Britain’s best railway hotels

    Alight here for five of Britain’s top railway stays

    The name is very fitting here. This monumental redbrick building first opened as the Midland Grand Hotel in 1873, yet it spent the best part of the 20th century serving as railway offices. It wasn’t until 2011 that the five-star hotel reopened following a major restoration, part of a sweeping regeneration of the entire King’s Cross area. The renaissance was complete.

    The original building hardly lacked grandeur. George Gilbert Scott won the Midland Railway’s competition to design a hotel for its new St Pancras terminal and though a mooted fifth floor was never added, it still cost £438,000 – a staggering sum in those days. Today the George’s Bar pays tribute to the visionary architect via a show-stopping red-and-gold interior.

    2.The Principal
    York

    In 1878, during the rapid expansion of Britain’s rail network in the high Victorian era, the North Eastern Railway Company opened a flagship hotel in York to serve the city’s new train station.

    Designed by William Peachey, the Royal Station Hotel, as it was then known, boasted an imposing Italianate exterior made from yellow Scarborough brick and vast bedrooms available for 14 shillings a night.

    While the golden era of rail travel has passed, the Principal Hotel Company has given this 155-room staple a timeless yet contemporary makeover, via velvet armchairs, marble bathrooms and a palette of calming creams and greys. Book one of the suites for a bedside view of the historic York Minster.

    3.The Midland
    Manchester

    This Peter Street stalwart isn’t an obvious railway hotel, given that the nearest station is 10 minutes’ walk away. However, the Midland was built in 1903 to serve Manchester Central station, a key terminal for London, Liverpool and beyond.

    In its heyday, the 312-bedroom Midland was the place to be seen and standards were impeccable: Mr Rolls reportedly met Mr Royce here, while The Beatles were turned away for not wearing ties. Manchester Central has since become an exhibition hall and concert venue after express rail services were diverted to the new Piccadilly station in 1968. The Midland remains a pristine example of timeless class, with both ‘royal’ and ‘vegan’ afternoon tea options available in its mustard-and-grey Tea Room.

    4.The Midland
    Lancashire

    When the current Midland Hotel opened in the northern English seaside resort of Morecambe on 12 July 1933, hundreds gathered to swoon at its thrillingly modern design. Writing in Architectural Review, Lord Clonmore noted that the Art Deco building “rises from the sea like a great white ship, gracefully curved”, while artist Eric Gill created murals and reliefs.

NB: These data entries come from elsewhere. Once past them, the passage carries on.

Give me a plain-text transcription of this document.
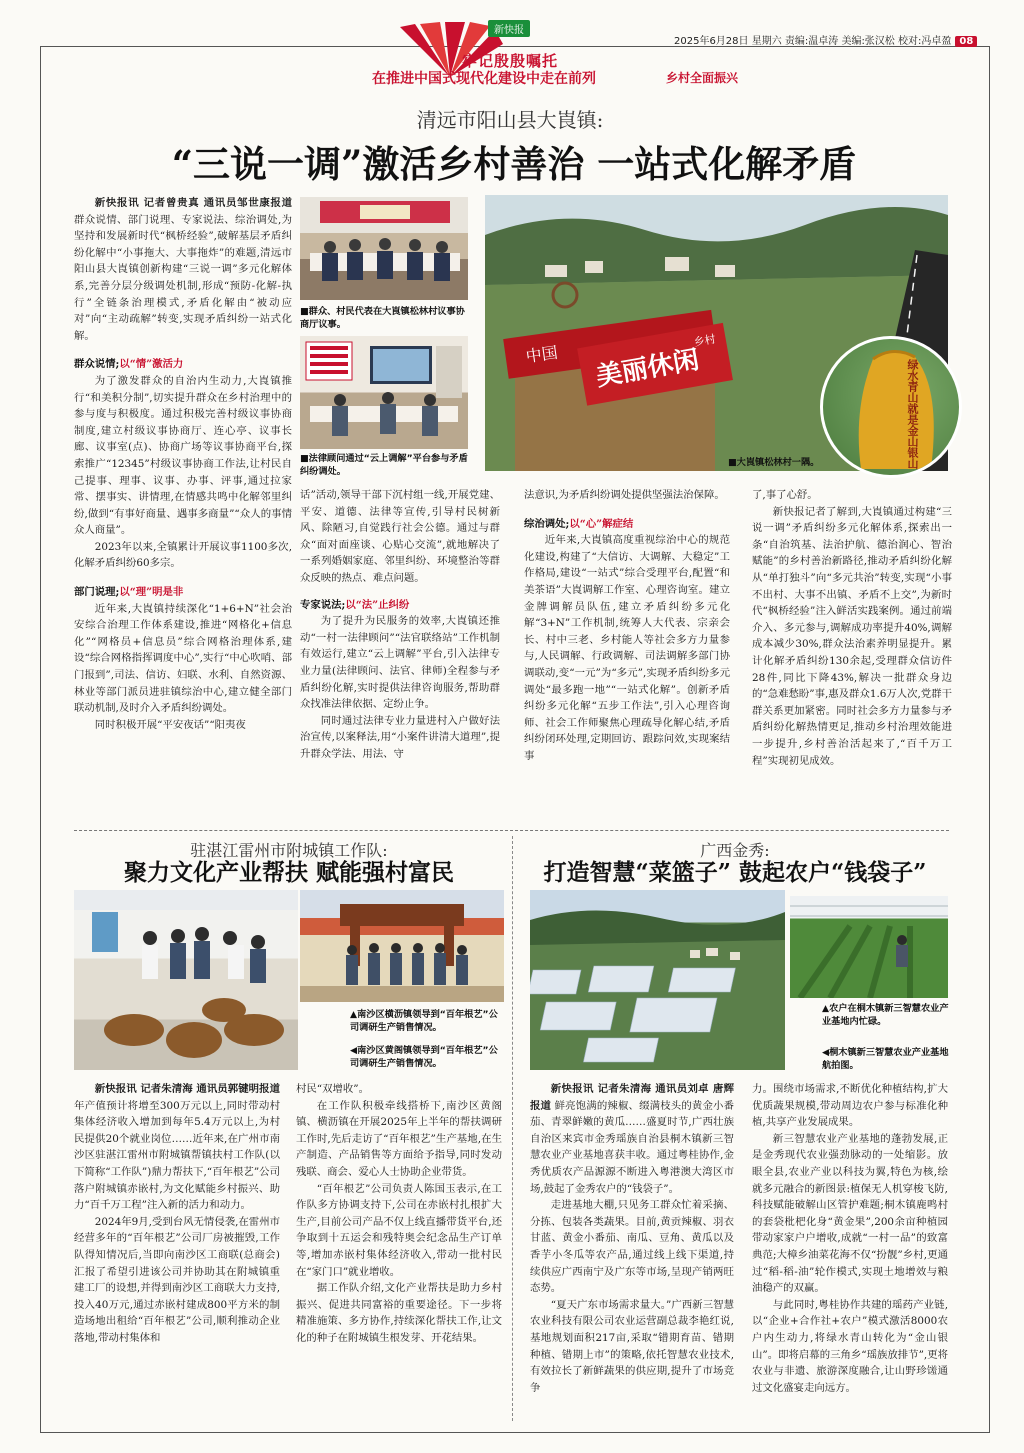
新快报
牢记殷殷嘱托
在推进中国式现代化建设中走在前列	乡村全面振兴
2025年6月28日 星期六 责编:温卓涛 美编:张汉松 校对:冯卓盈 08
清远市阳山县大崀镇:
“三说一调”激活乡村善治 一站式化解矛盾

新快报讯 记者曾贵真 通讯员邹世康报道 群众说情、部门说理、专家说法、综治调处,为坚持和发展新时代“枫桥经验”,破解基层矛盾纠纷化解中“小事拖大、大事拖炸”的难题,清远市阳山县大崀镇创新构建“三说一调”多元化解体系,完善分层分级调处机制,形成“预防-化解-执行”全链条治理模式,矛盾化解由“被动应对”向“主动疏解”转变,实现矛盾纠纷一站式化解。

群众说情;以“情”激活力

为了激发群众的自治内生动力,大崀镇推行“和美积分制”,切实提升群众在乡村治理中的参与度与积极度。通过积极完善村级议事协商制度,建立村级议事协商厅、连心亭、议事长廊、议事室(点)、协商广场等议事协商平台,探索推广“12345”村级议事协商工作法,让村民自己提事、理事、议事、办事、评事,通过拉家常、摆事实、讲情理,在情感共鸣中化解邻里纠纷,做到“有事好商量、遇事多商量”“众人的事情众人商量”。

2023年以来,全镇累计开展议事1100多次,化解矛盾纠纷60多宗。

部门说理;以“理”明是非

近年来,大崀镇持续深化“1+6+N”社会治安综合治理工作体系建设,推进“网格化+信息化”“网格员+信息员”综合网格治理体系,建设“综合网格指挥调度中心”,实行“中心吹哨、部门报到”,司法、信访、妇联、水利、自然资源、林业等部门派员进驻镇综治中心,建立健全部门联动机制,及时介入矛盾纠纷调处。

同时积极开展“平安夜话”“阳夷夜

■群众、村民代表在大崀镇松林村议事协商厅议事。
■法律顾问通过“云上调解”平台参与矛盾纠纷调处。
中国 美丽休闲
乡村
绿水青山就是金山银山
■大崀镇松林村一隅。

话”活动,领导干部下沉村组一线,开展党建、平安、道德、法律等宣传,引导村民树新风、除陋习,自觉践行社会公德。通过与群众“面对面座谈、心贴心交流”,就地解决了一系列婚姻家庭、邻里纠纷、环境整治等群众反映的热点、难点问题。

专家说法;以“法”止纠纷

为了提升为民服务的效率,大崀镇还推动“一村一法律顾问”“法官联络站”工作机制有效运行,建立“云上调解”平台,引入法律专业力量(法律顾问、法官、律师)全程参与矛盾纠纷化解,实时提供法律咨询服务,帮助群众找准法律依据、定纷止争。

同时通过法律专业力量进村入户做好法治宣传,以案释法,用“小案件讲清大道理”,提升群众学法、用法、守

法意识,为矛盾纠纷调处提供坚强法治保障。

综治调处;以“心”解症结

近年来,大崀镇高度重视综治中心的规范化建设,构建了“大信访、大调解、大稳定”工作格局,建设“一站式”综合受理平台,配置“和美茶语”大崀调解工作室、心理咨询室。建立金牌调解员队伍,建立矛盾纠纷多元化解“3+N”工作机制,统筹人大代表、宗亲会长、村中三老、乡村能人等社会多方力量参与,人民调解、行政调解、司法调解多部门协调联动,变“一元”为“多元”,实现矛盾纠纷多元调处“最多跑一地”“一站式化解”。创新矛盾纠纷多元化解“五步工作法”,引入心理咨询师、社会工作师聚焦心理疏导化解心结,矛盾纠纷闭环处理,定期回访、跟踪问效,实现案结事

了,事了心舒。

新快报记者了解到,大崀镇通过构建“三说一调”矛盾纠纷多元化解体系,探索出一条“自治筑基、法治护航、德治润心、智治赋能”的乡村善治新路径,推动矛盾纠纷化解从“单打独斗”向“多元共治”转变,实现“小事不出村、大事不出镇、矛盾不上交”,为新时代“枫桥经验”注入鲜活实践案例。通过前端介入、多元参与,调解成功率提升40%,调解成本减少30%,群众法治素养明显提升。累计化解矛盾纠纷130余起,受理群众信访件28件,同比下降43%,解决一批群众身边的“急难愁盼”事,惠及群众1.6万人次,党群干群关系更加紧密。同时社会多方力量参与矛盾纠纷化解热情更足,推动乡村治理效能进一步提升,乡村善治活起来了,“百千万工程”实现初见成效。

驻湛江雷州市附城镇工作队:
聚力文化产业帮扶 赋能强村富民
▲南沙区横沥镇领导到“百年根艺”公司调研生产销售情况。
◀南沙区黄阁镇领导到“百年根艺”公司调研生产销售情况。

新快报讯 记者朱清海 通讯员郭键明报道 年产值预计将增至300万元以上,同时带动村集体经济收入增加到每年5.4万元以上,为村民提供20个就业岗位……近年来,在广州市南沙区驻湛江雷州市附城镇帮镇扶村工作队(以下简称“工作队”)鼎力帮扶下,“百年根艺”公司落户附城镇赤嵌村,为文化赋能乡村振兴、助力“百千万工程”注入新的活力和动力。

2024年9月,受到台风无情侵袭,在雷州市经营多年的“百年根艺”公司厂房被摧毁,工作队得知情况后,当即向南沙区工商联(总商会)汇报了希望引进该公司并协助其在附城镇重建工厂的设想,并得到南沙区工商联大力支持,投入40万元,通过赤嵌村建成800平方米的制造场地出租给“百年根艺”公司,顺利推动企业落地,带动村集体和

村民“双增收”。

在工作队积极牵线搭桥下,南沙区黄阁镇、横沥镇在开展2025年上半年的帮扶调研工作时,先后走访了“百年根艺”生产基地,在生产制造、产品销售等方面给予指导,同时发动残联、商会、爱心人士协助企业带货。

“百年根艺”公司负责人陈国玉表示,在工作队多方协调支持下,公司在赤嵌村扎根扩大生产,目前公司产品不仅上线直播带货平台,还争取到十五运会和残特奥会纪念品生产订单等,增加赤嵌村集体经济收入,带动一批村民在“家门口”就业增收。

据工作队介绍,文化产业帮扶是助力乡村振兴、促进共同富裕的重要途径。下一步将精准施策、多方协作,持续深化帮扶工作,让文化的种子在附城镇生根发芽、开花结果。

广西金秀:
打造智慧“菜篮子” 鼓起农户“钱袋子”
▲农户在桐木镇新三智慧农业产业基地内忙碌。
◀桐木镇新三智慧农业产业基地航拍图。

新快报讯 记者朱清海 通讯员刘卓 唐辉报道 鲜亮饱满的辣椒、缀满枝头的黄金小番茄、青翠鲜嫩的黄瓜……盛夏时节,广西壮族自治区来宾市金秀瑶族自治县桐木镇新三智慧农业产业基地喜获丰收。通过粤桂协作,金秀优质农产品源源不断进入粤港澳大湾区市场,鼓起了金秀农户的“钱袋子”。

走进基地大棚,只见务工群众忙着采摘、分拣、包装各类蔬果。目前,黄贡辣椒、羽衣甘蓝、黄金小番茄、南瓜、豆角、黄瓜以及香芋小冬瓜等农产品,通过线上线下渠道,持续供应广西南宁及广东等市场,呈现产销两旺态势。

“夏天广东市场需求量大。”广西新三智慧农业科技有限公司农业运营副总裁李艳红说,基地规划面积217亩,采取“错期育苗、错期种植、错期上市”的策略,依托智慧农业技术,有效拉长了新鲜蔬果的供应期,提升了市场竞争

力。围绕市场需求,不断优化种植结构,扩大优质蔬果规模,带动周边农户参与标准化种植,共享产业发展成果。

新三智慧农业产业基地的蓬勃发展,正是金秀现代农业强劲脉动的一处缩影。放眼全县,农业产业以科技为翼,特色为核,绘就多元融合的新图景:植保无人机穿梭飞防,科技赋能破解山区管护难题;桐木镇鹿鸣村的套袋枇杷化身“黄金果”,200余亩种植园带动家家户户增收,成就“一村一品”的致富典范;大樟乡油菜花海不仅“扮靓”乡村,更通过“稻-稻-油”轮作模式,实现土地增效与粮油稳产的双赢。

与此同时,粤桂协作共建的瑶药产业链,以“企业+合作社+农户”模式激活8000农户内生动力,将绿水青山转化为“金山银山”。即将启幕的三角乡“瑶族放排节”,更将农业与非遗、旅游深度融合,让山野珍馐通过文化盛宴走向远方。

    The hotel’s golden age was short lived, however, and following the Second World War it fell into a long period of disrepair. It took a 2008 restoration to reinstate the clean modernist lines and add the sea- facing Sun Terrace restaurant. The old Morecambe Promenade railway station that the hotel was built to serve is now also a restaurant opposite.

    5.The Balmoral
    Edinburgh

    By late Edwardian times, there was something of a railway hotel rivalry taking place in the Scottish capital. At the west end of Princes Street lay The Caledonian, a fanciful 205-room hotel attached to Caledonian Railway’s since-demolished Princes Street station; at the east end sat the North British Hotel, built to serve the North British Railway Company’s Edinburgh Waverley terminus.

    While both hotels are thriving today, the North British – re-opened as The Balmoral by Sean Connery in 1991 – edges it in terms of refinement. Afternoon tea in the Palm Court is soundtracked by a live harpist, while the JK Rowling Suite is the actual room in which the author finished writing her final Harry Potter novel.